Frozen conflict hits sell-by date

IT IS not quite the land that time forgot, although the division of Moldova into the breakaway self-proclaimed republic of Transdniestria and the rest of the country is certainly anachronistic. It is certainly the land that most of the rest of the world forgets most of the time. Unlike Georgia, which has two similar frozen conflicts dating from the breakup of the Soviet Union, Moldova straddles nothing more strategic than a river, the Dniestr. Georgia, by contrast, is the West’s best (and indeed only) hope of busting the Kremlin’s pipeline monopoly .

For years, talks with the separatist authorities in the mainly slavophone territory of Transdniestria have got nowhere. Too many people benefit from a customs black-hole in a region where most countries have high tariff barriers. Publicly frosty, ties between the ruling elites in Transdniestria, Moldova, Ukraine and Russia are often privately tight.

But outsiders who follow the conflict, including Vladimir Socor, a veteran Munich-based analyst for the Jamestown Foundation, detect signs of movement. A European Union (EU) monitoring mission on the border with Ukraine has made smugglers’ lives a bit tougher. A new customs regime in Moldova has made it more attractive for Transdniestrian exporters to register themselves with the authorities there. Legal and predictable business may be less profitable than smuggling, but it is easier on the nerves. That undermines the separatist authorities’ grip.

Attitudes on the Moldovan side are changing too. This summer, the president, Vladimir Voronin, privately flirted with a private peace deal that gave the separatists guaranteed representation in a new federal parliament and government.

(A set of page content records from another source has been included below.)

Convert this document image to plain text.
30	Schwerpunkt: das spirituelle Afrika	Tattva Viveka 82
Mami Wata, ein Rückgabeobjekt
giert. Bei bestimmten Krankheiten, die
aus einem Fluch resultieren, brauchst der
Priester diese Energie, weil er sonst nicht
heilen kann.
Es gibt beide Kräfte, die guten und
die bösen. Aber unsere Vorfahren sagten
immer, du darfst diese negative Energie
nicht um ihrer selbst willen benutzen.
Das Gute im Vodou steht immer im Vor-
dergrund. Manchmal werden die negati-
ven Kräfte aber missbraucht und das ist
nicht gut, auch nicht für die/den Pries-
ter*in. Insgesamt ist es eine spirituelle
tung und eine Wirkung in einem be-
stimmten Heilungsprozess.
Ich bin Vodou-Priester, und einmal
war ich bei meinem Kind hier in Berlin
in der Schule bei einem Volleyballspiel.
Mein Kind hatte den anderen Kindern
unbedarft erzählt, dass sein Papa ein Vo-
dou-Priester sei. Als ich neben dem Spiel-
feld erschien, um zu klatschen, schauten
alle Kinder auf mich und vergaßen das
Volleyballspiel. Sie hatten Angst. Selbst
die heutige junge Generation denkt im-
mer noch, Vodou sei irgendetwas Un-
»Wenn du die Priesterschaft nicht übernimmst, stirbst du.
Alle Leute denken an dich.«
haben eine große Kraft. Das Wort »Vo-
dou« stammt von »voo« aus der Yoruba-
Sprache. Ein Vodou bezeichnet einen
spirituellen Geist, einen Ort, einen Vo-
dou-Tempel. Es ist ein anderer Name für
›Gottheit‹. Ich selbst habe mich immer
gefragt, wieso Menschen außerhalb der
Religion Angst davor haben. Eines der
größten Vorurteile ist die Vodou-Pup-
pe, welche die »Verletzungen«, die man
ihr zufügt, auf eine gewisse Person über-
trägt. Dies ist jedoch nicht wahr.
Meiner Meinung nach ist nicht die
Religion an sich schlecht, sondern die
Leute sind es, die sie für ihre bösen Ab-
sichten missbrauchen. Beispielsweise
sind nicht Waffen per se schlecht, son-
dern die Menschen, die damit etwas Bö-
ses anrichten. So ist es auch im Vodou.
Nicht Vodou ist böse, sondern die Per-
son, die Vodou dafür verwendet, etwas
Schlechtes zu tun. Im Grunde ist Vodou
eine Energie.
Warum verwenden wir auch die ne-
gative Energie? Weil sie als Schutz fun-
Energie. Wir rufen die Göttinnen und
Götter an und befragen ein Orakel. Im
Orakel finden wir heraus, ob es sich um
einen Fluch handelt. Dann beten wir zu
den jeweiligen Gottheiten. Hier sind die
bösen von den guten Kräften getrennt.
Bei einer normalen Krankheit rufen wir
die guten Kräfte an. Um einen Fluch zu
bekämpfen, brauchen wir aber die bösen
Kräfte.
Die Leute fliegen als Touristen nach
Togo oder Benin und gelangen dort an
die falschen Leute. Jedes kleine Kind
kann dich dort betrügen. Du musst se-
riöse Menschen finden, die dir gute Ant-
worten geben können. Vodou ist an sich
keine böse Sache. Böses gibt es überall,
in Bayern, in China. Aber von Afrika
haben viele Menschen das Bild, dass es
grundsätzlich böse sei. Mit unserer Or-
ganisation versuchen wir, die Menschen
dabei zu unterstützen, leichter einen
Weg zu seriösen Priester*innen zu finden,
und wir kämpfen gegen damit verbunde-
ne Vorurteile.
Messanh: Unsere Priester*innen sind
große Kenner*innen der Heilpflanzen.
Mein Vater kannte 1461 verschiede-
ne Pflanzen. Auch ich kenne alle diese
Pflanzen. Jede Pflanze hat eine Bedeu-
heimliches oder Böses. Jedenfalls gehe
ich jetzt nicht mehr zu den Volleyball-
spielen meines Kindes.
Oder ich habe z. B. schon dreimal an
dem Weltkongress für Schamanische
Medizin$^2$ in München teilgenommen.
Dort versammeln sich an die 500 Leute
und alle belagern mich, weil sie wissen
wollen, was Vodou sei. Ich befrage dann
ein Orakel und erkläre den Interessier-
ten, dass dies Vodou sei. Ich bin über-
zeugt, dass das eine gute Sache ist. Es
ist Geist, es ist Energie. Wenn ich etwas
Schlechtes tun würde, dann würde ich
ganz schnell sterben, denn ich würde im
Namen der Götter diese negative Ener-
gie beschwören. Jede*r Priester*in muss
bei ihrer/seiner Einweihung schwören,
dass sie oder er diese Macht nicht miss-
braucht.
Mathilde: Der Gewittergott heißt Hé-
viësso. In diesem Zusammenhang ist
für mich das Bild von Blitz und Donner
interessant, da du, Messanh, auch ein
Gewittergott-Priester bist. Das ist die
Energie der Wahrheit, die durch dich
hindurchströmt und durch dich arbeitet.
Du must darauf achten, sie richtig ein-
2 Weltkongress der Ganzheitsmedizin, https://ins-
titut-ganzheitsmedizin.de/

That produced lots of protest—from patriotic Moldovans who thought the terms too soft, and from outsiders who feared that it would end up giving the Kremlin too much sway in the new country.

The hostile reaction to that plan seems to have reassured Mr Voronin that the West’s sometimes fitful support can still be relied on. He seems now to have abandoned any thought of private back-channel negotiations with the Kremlin, and has launched a new diplomatic push, centred on demilitarisation, noting that both the Moldovan and the Transdniestrian armies are—as he bluntly puts it—“entirely useless”. Moldovan troops number only 6,500; the separatists have 10,000, and some heavy weaponry obtained from the Russian arsenal left in Transdniestria when the Soviet Union collapsed.

The demilitarisation of both sides would have to include the withdrawal of the remaining Russian “peacekeepers”. They would be replaced by a force of international monitors. In return, Mr Voronin has offered a series of attractive proposals to the Transdniestrian authorities. They include allowing Transdniestrian firms to use the rights Moldova has gained to export to the EU; modernisation of transport links and sharing of revenue from them; setting up a joint television station to be run by independent journalists; and accrediting Transdniestria’s university so that the degrees it awards have some international recognition.

All this would be nice for the people of Transdniestria. Perhaps more pertinently, when it comes to changing minds in officialdom, Mr Voronin also says he would lobby the EU to lift the travel bans imposed on some of the senior figures in the separatist regime.

In return, the “supreme soviet”, or parliament, in the separatist capital, Tiraspol, has voted to cut taxes on imports from Moldova, and removed the “migration tax” levied on those crossing between the two regions of Moldova.

These are small steps, and plenty can still go wrong. But if the Kremlin is truly tiring of its expensive puppet regime, the way to a settlement is looking clearer than for many years.